A Congolese child is seen in the arms of an Ethiopian soldier, listening over a field telephone, Katanga, 1 March 1963. Note his American-made M1 Garand
The 25,000 soldiers from 25 countries serving as part of ONUC in the Congo from July 1960 to April 1963 included the Ethiopian 3rd Brigade.
Drawn from the Imperial Bodyguard, with the unit’s elite 4th Tekel Battalion being reviewed by Emperor Haile Selassie in Addis Ababa on 25 July 1960 before their departure for Stanleyville, they were well-respected as being a professional force. The Ethiopians would subsequently be involved in the whole Katanga affair in 1961 alongside Swedish and Irish troops and see a good deal of action.
The Ethiopian force grew to some 3,500 by 1962 with Ethiopian Lt. Gen. Kebbede Guebre made commander of the entire division-sized ONCU peacekeeping effort from April 1962 to July 1963.

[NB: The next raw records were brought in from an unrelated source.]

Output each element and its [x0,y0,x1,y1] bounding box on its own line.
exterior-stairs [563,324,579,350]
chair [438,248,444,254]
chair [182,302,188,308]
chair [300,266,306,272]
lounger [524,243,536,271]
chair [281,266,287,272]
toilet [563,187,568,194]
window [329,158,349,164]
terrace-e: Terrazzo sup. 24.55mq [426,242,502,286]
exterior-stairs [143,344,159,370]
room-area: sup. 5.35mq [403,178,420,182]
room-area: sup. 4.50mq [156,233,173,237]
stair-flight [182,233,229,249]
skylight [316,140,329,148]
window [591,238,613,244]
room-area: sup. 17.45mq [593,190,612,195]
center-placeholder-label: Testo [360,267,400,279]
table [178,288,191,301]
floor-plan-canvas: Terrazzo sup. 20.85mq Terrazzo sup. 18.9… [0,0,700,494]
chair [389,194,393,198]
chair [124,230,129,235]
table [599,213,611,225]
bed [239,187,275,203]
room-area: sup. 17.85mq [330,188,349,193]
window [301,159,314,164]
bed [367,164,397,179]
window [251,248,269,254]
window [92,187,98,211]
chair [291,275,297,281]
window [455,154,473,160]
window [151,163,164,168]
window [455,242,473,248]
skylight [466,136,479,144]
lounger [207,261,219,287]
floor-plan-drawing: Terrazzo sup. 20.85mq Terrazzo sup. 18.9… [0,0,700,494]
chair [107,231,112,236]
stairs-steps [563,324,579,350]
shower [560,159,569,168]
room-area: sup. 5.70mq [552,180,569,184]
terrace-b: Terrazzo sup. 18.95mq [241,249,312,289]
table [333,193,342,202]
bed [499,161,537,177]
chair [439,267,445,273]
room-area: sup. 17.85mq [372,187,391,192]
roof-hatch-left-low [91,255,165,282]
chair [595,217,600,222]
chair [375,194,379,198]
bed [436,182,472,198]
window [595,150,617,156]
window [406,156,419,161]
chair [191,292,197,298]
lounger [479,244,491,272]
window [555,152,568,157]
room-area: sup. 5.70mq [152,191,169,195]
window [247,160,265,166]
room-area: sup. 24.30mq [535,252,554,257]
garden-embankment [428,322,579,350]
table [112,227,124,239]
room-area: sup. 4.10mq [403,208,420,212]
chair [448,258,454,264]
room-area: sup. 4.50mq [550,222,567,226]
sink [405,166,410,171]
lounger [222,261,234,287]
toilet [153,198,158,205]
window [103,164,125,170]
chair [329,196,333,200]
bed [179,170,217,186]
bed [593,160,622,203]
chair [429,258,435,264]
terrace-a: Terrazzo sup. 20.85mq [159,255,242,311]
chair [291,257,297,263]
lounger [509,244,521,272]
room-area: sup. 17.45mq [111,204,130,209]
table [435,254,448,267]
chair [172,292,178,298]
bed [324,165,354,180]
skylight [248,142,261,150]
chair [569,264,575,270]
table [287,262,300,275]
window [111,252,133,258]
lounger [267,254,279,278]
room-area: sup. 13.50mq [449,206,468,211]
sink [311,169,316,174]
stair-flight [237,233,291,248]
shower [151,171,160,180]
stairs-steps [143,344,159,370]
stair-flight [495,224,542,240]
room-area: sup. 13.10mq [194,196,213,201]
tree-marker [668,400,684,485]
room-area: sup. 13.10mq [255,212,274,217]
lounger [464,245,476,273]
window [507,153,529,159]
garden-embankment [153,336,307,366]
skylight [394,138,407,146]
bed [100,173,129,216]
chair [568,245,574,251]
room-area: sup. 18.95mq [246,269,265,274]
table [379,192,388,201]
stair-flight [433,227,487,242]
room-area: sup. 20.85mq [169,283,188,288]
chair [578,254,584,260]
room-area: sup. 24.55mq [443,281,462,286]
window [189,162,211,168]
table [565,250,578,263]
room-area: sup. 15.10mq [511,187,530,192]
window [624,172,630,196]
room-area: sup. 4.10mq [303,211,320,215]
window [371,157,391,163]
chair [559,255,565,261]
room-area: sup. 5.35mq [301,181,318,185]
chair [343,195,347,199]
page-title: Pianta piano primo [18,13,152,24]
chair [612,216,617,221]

Rebuilt after WWII and Italian occupation with the help of U.S. and British aid, the Imperial Ethiopian Army made extensive use of 1940s American kit and small arms, sending the 1st, 2nd, and 3rd Kagnew Battalions to fight in Korea in the 1950s. The new gear replaced a hodgepodge of old German Mausers, some as old as Kar88 models, and relatively newer British SMLEs picked up during the war.

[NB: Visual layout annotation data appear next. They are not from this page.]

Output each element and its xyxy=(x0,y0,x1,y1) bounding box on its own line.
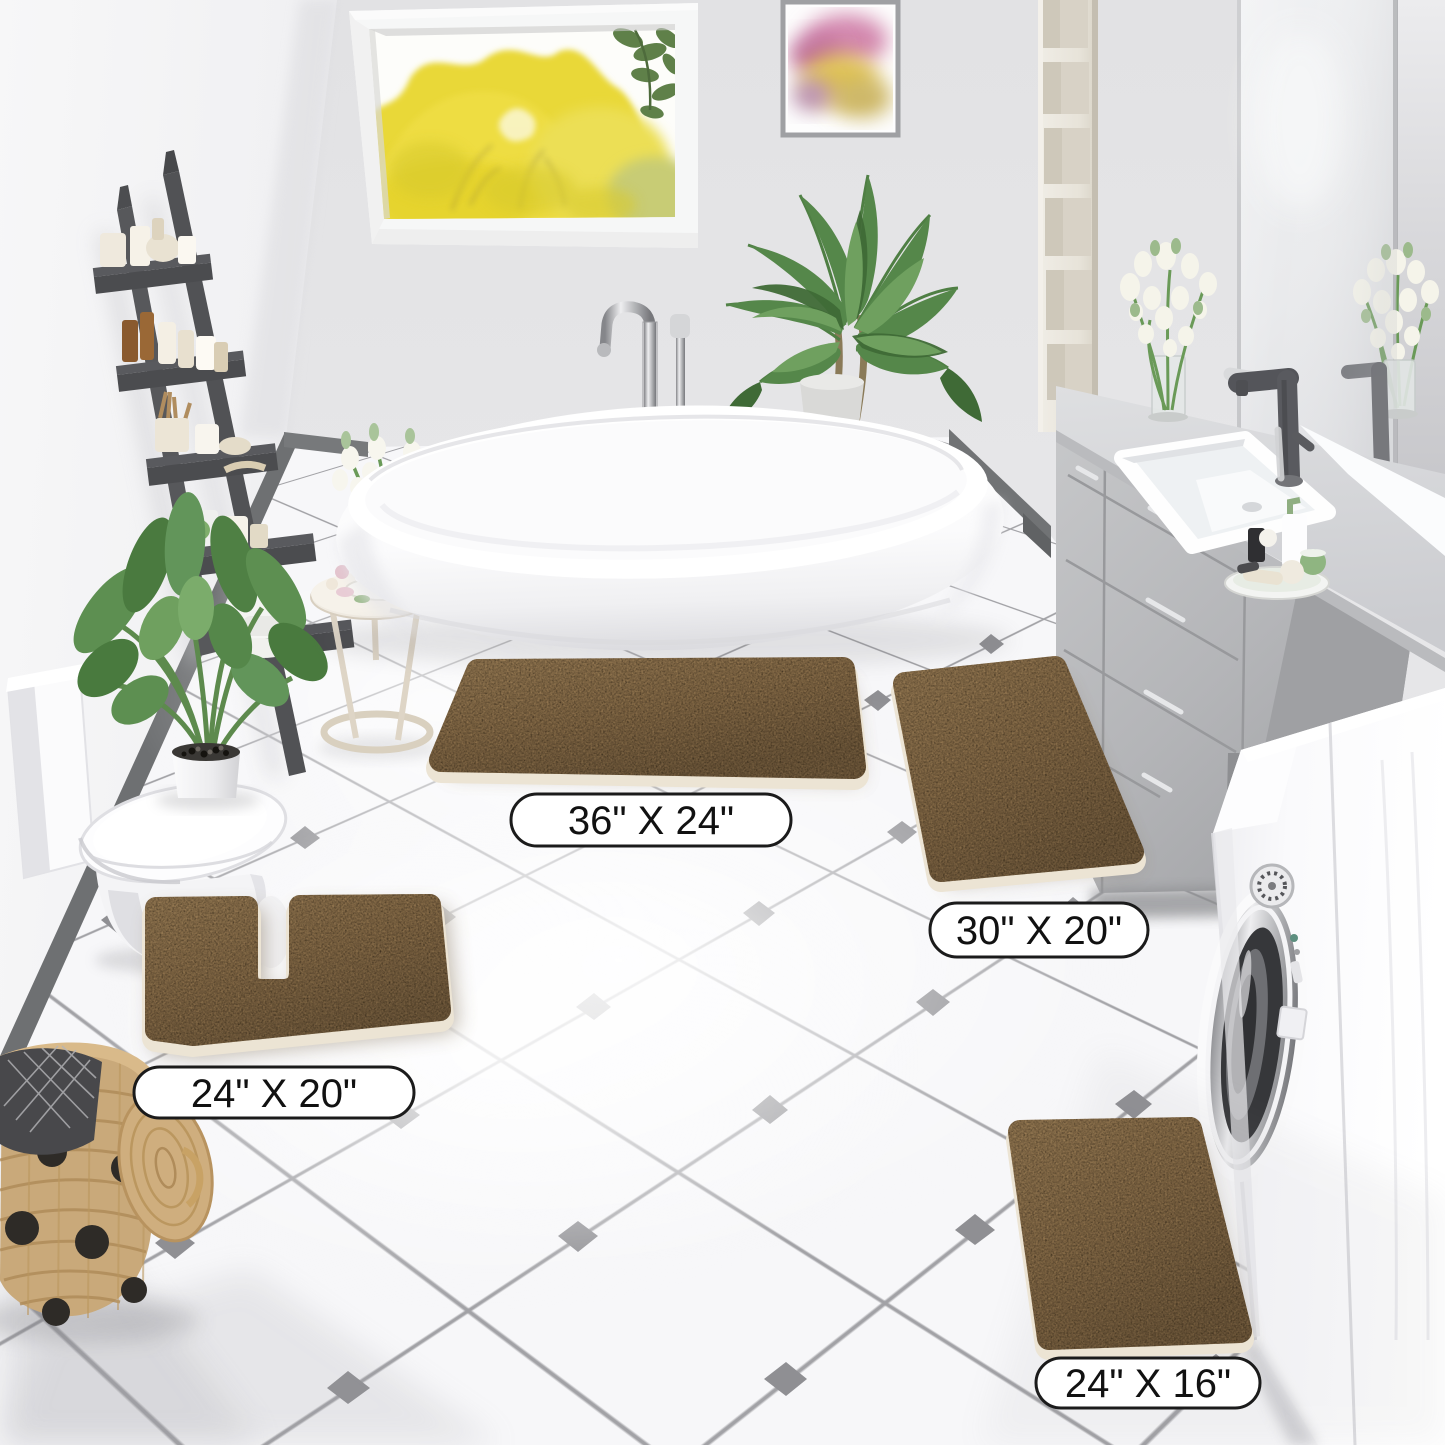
svg-text:24" X 16": 24" X 16" xyxy=(1065,1362,1231,1406)
svg-text:24" X 20": 24" X 20" xyxy=(191,1072,357,1116)
svg-text:36" X 24": 36" X 24" xyxy=(568,799,734,843)
svg-text:30" X 20": 30" X 20" xyxy=(956,909,1122,953)
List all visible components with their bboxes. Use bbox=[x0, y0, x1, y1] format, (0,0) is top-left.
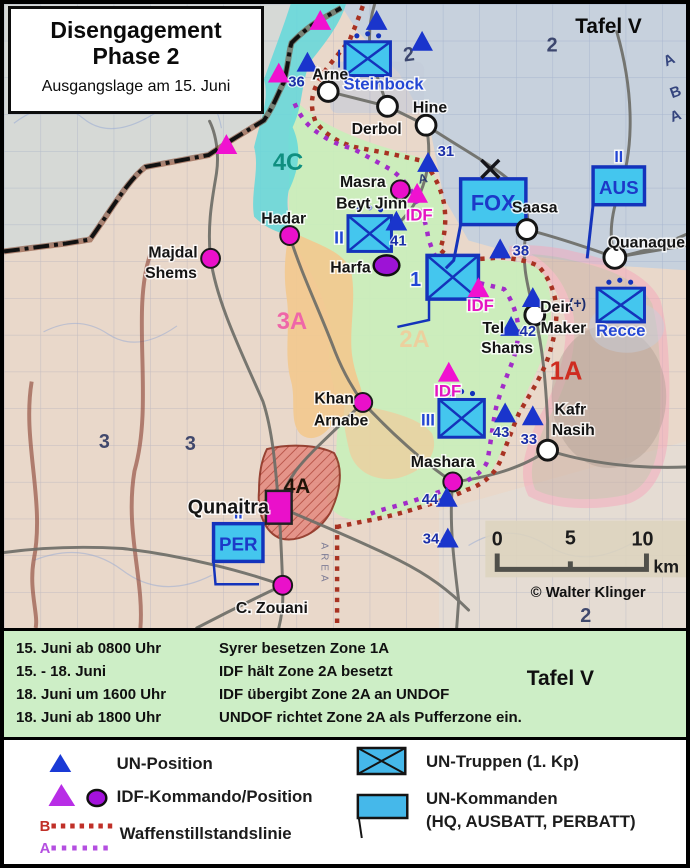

Once back from the Congo, the Ethiopians would see combat in the Ogaden before going on to switch polarity to Moscow once the Derg seized power from the Volkswagon-driving Emperor in 1974, after which the AK became the standard infantry arm.
These days, GAEC produces the AK-103 rifle under license in Ethiopia from Kalashnikov.
Meanwhile, in an echo to the past, Ethiopian-produced .30-06 M1 food appears on the surplus market from time to time with mixed reviews. Notably, it all seems to be minted prior to 1974.